Jonathan Huggett, project manager of the Johnson Street Bridge replacement, says 90 per cent of the job is common sense and letting people do their job. Tim Collins/Victoria News

BRIDGING THE GAP: Getting a troubled project back on the rails

Jonathan Huggett considered the 'project's saviour'

Jonathan Huggett recalled a moment in 2014, when he was retained to look into the troubled Johnson Street Bridge replacement project. “You know there’s a problem when you sit everyone down in a room and ask, ‘So, who’s in charge of the project?’ and no one puts up their hand.”

Huggett was brought on that April when council acknowledged that the project had gone seriously off the rails. Cost overruns were already occurring and the project was behind schedule. The principals of the project were in constant conflict and litigations were already being initiated by those involved.

By September, Huggett was interim project manager, a role later made permanent to allow him to bring the project to a successful conclusion.

When he first arrived on the scene, he found a deeply flawed plan and process and his first order of business was to get people pulling in the same direction.

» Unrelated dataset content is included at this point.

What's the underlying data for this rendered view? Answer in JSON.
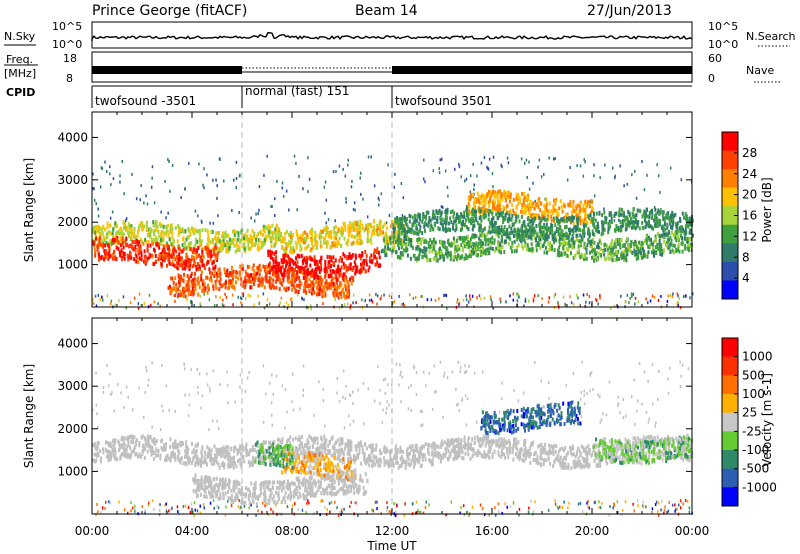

“The first thing to do was to get all the grievances on the table and resolve those so we could move on. Otherwise, we could never have a discussion about the real problems, because the past was always going to get in the way,” he said.

Issues had developed between builders PCL Constructors Westcoast and MMM Group (now WSP Canada Group), the main consultant on the job.

Huggett noted that the project had been based on a partial design, had no real leadership in place, and that some decisions were made that plagued the project for the next four years.

“I’ve been at this for 42 years and I’ve learned that a good part of the job, 90 per cent, is just common sense and finding a way to allow people to do their jobs,” he said. “There’s always going to be small “p” politics involved but, really, the key is to be open and transparent and ready to talk to people.

“We did things like posting all of our financial transactions on-line. If you post them, it makes a lot of the nonsense conspiracy theories go away and allows people to do their work without having to deal with that stuff.”

Huggett insisted he was simply the vehicle to allow hundreds of very talented people to do the actual work. He credited the professionalism of the crews working on the bridge as well as some of the staff at city hall for their work on the project.

“After I got here, there was a changeover of a lot of the actors who had been involved at the initial stages, both in the City and the firms involved. It allowed a bit of a clean slate to let us move forward, and that was helpful.”

As for what the future holds for him once the bridge is completed, Huggett said he never knows what his next project might be; as long as he enjoys what he’s doing, he’ll keep going.

“But this is definitely a project I’ll remember and I’ll look back on the finished project with a lot of pride.”